My formula for that Motown bass tone is pretty simple: My pickups in my 83 MIA Pbass are Fender CS Original 62's, TI flats, foam mute under the strings. For amplification I use my Ampeg B25-B head and an Aguilar GS112 cab with the tweeter off. I can definitely capture most of the bass tone vibe from the Motown recording but the fact that the bass was recorded direct on most if not all of those recordings is what prevents me from truly mimicing that sound.
How about tone control? I find that my Precision (with flats) sounds better when the tone is rolled off halfway or even all the way (with a Roland Cube 30!).
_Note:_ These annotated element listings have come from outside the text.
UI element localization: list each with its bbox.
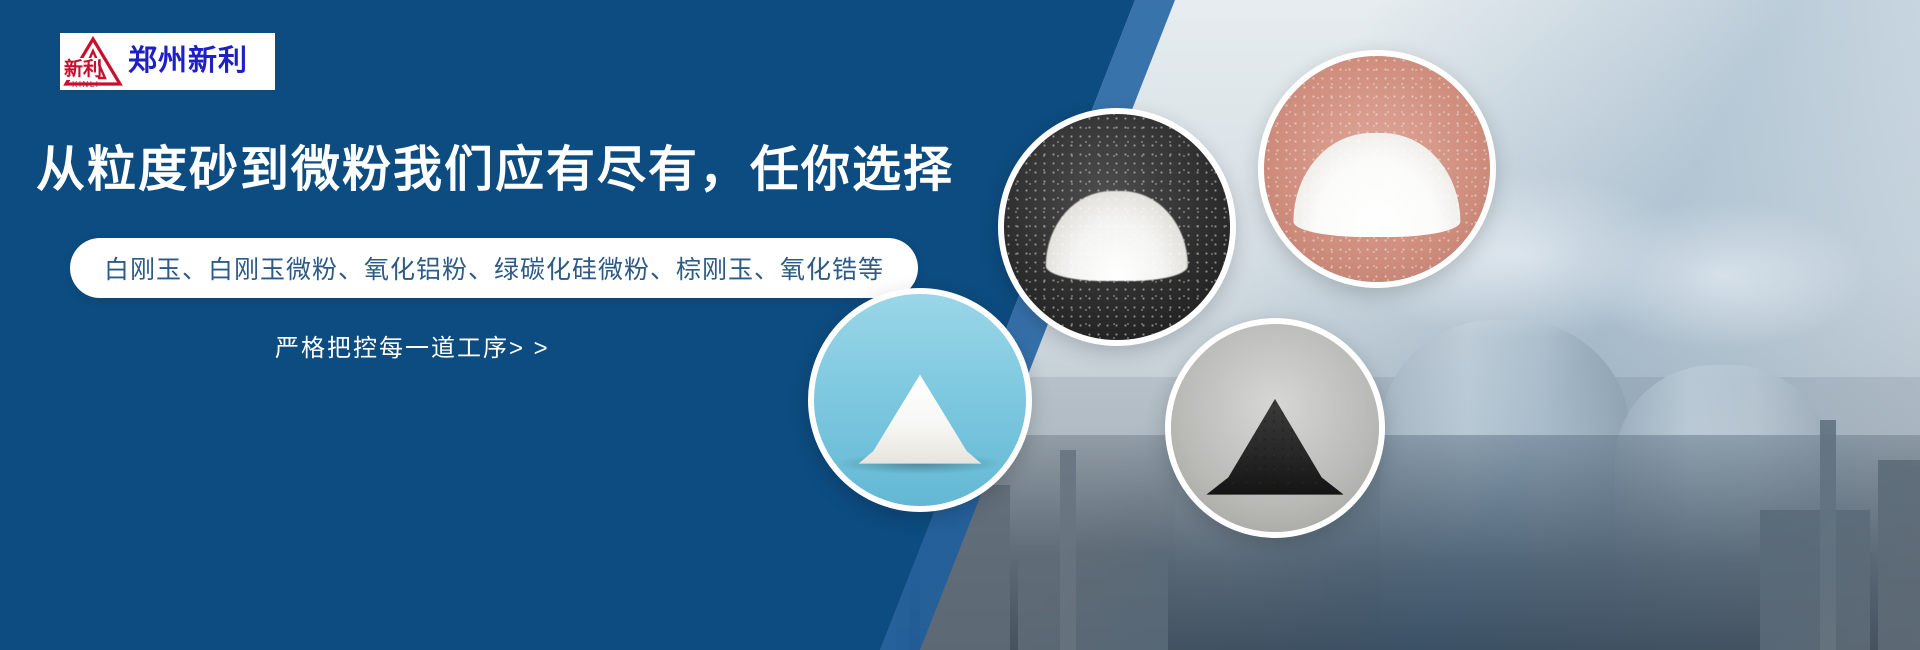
product-list-pill: 白刚玉、白刚玉微粉、氧化铝粉、绿碳化硅微粉、棕刚玉、氧化锆等 — [70, 238, 918, 298]
product-list-text: 白刚玉、白刚玉微粉、氧化铝粉、绿碳化硅微粉、棕刚玉、氧化锆等 — [104, 250, 884, 286]
xinli-triangle-icon: 新利 XINLI — [60, 34, 126, 89]
product-photo-black-silicon-carbide-grain — [1165, 318, 1385, 538]
tagline-link[interactable]: 严格把控每一道工序> > — [275, 328, 550, 363]
product-photo-white-alumina-micropowder — [1258, 50, 1496, 288]
logo-text: 郑州新利 — [126, 47, 248, 76]
svg-text:新利: 新利 — [64, 57, 102, 80]
company-logo[interactable]: 新利 XINLI 郑州新利 — [60, 33, 275, 90]
svg-text:XINLI: XINLI — [72, 80, 100, 89]
grain-texture — [1004, 114, 1230, 340]
grain-texture — [1264, 56, 1490, 282]
promo-banner: 新利 XINLI 郑州新利 从粒度砂到微粉我们应有尽有，任你选择 白刚玉、白刚玉… — [0, 0, 1920, 650]
product-photo-alumina-powder-cone — [808, 288, 1032, 512]
product-photo-white-fused-alumina-grain — [998, 108, 1236, 346]
page-title: 从粒度砂到微粉我们应有尽有，任你选择 — [36, 142, 996, 198]
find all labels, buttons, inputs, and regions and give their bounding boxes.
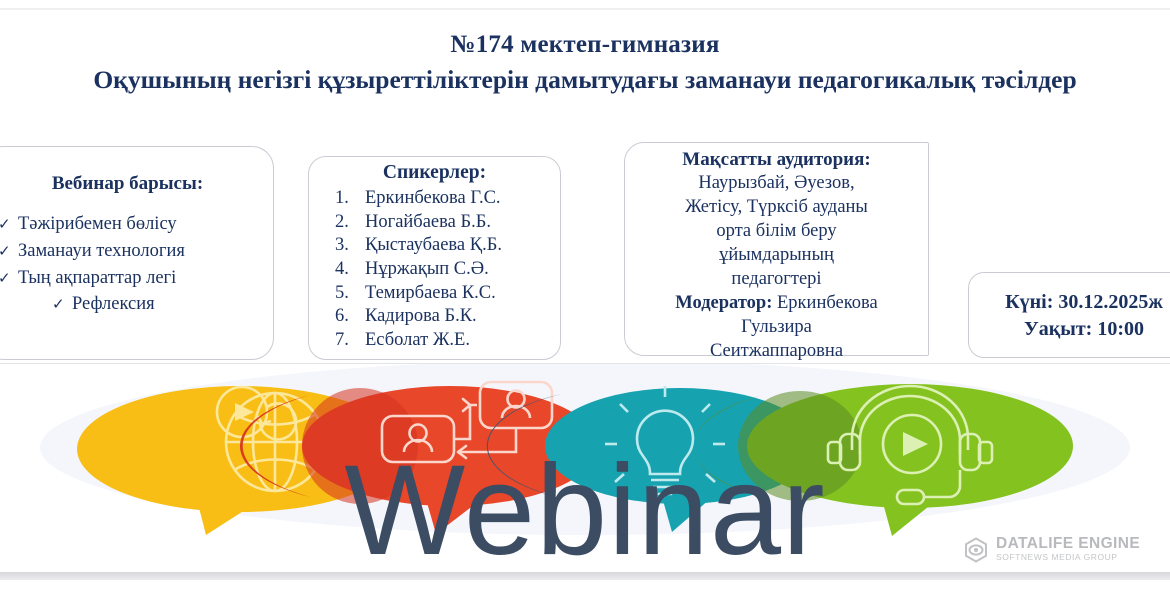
poster-title: №174 мектеп-гимназия	[0, 30, 1170, 61]
moderator-name-second: Гульзира	[635, 315, 918, 339]
check-icon: ✓	[52, 294, 72, 316]
speaker-name: Нұржақып С.Ә.	[365, 258, 489, 282]
speaker-number: 5.	[335, 282, 365, 306]
audience-line: Наурызбай, Әуезов,	[635, 171, 918, 195]
agenda-list: ✓ Тәжірибемен бөлісу ✓ Заманауи технолог…	[0, 211, 273, 318]
speaker-item: 7. Есболат Ж.Е.	[335, 329, 560, 353]
audience-heading: Мақсатты аудитория:	[635, 149, 918, 171]
agenda-item-label: Рефлексия	[72, 291, 155, 318]
agenda-box: Вебинар барысы: ✓ Тәжірибемен бөлісу ✓ З…	[0, 146, 274, 360]
moderator-name-third: Сеитжаппаровна	[635, 339, 918, 363]
speaker-item: 4. Нұржақып С.Ә.	[335, 258, 560, 282]
speaker-number: 7.	[335, 329, 365, 353]
poster-subtitle: Оқушының негізгі құзыреттіліктерін дамыт…	[0, 64, 1170, 96]
speaker-name: Еркинбекова Г.С.	[365, 187, 501, 211]
audience-line: Жетісу, Түрксіб ауданы	[635, 195, 918, 219]
schedule-box: Күні: 30.12.2025ж Уақыт: 10:00	[968, 272, 1170, 358]
agenda-item: ✓ Тәжірибемен бөлісу	[0, 211, 273, 238]
audience-line: педагогтері	[635, 267, 918, 291]
event-time: Уақыт: 10:00	[969, 316, 1170, 343]
poster-heading-block: №174 мектеп-гимназия Оқушының негізгі құ…	[0, 30, 1170, 95]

That's how I run the tone control on my P bass for the "Jamerson or Duck Dunn style" tone, regardless of what rig I'm playing through.
maybe he's a graverobber and an evil scientist... in which case he may very well have his head, heart, and hands.
but if that were the case, i guess he wouldn't be asking this question
I had a beater P mid '70's that came to me with a yuchy yellowed DiMarzio. I replaced the D with a Fender Vintage '57 RI with the staggered poles, and I think that came really close to the right thump. Wish I still had that bass.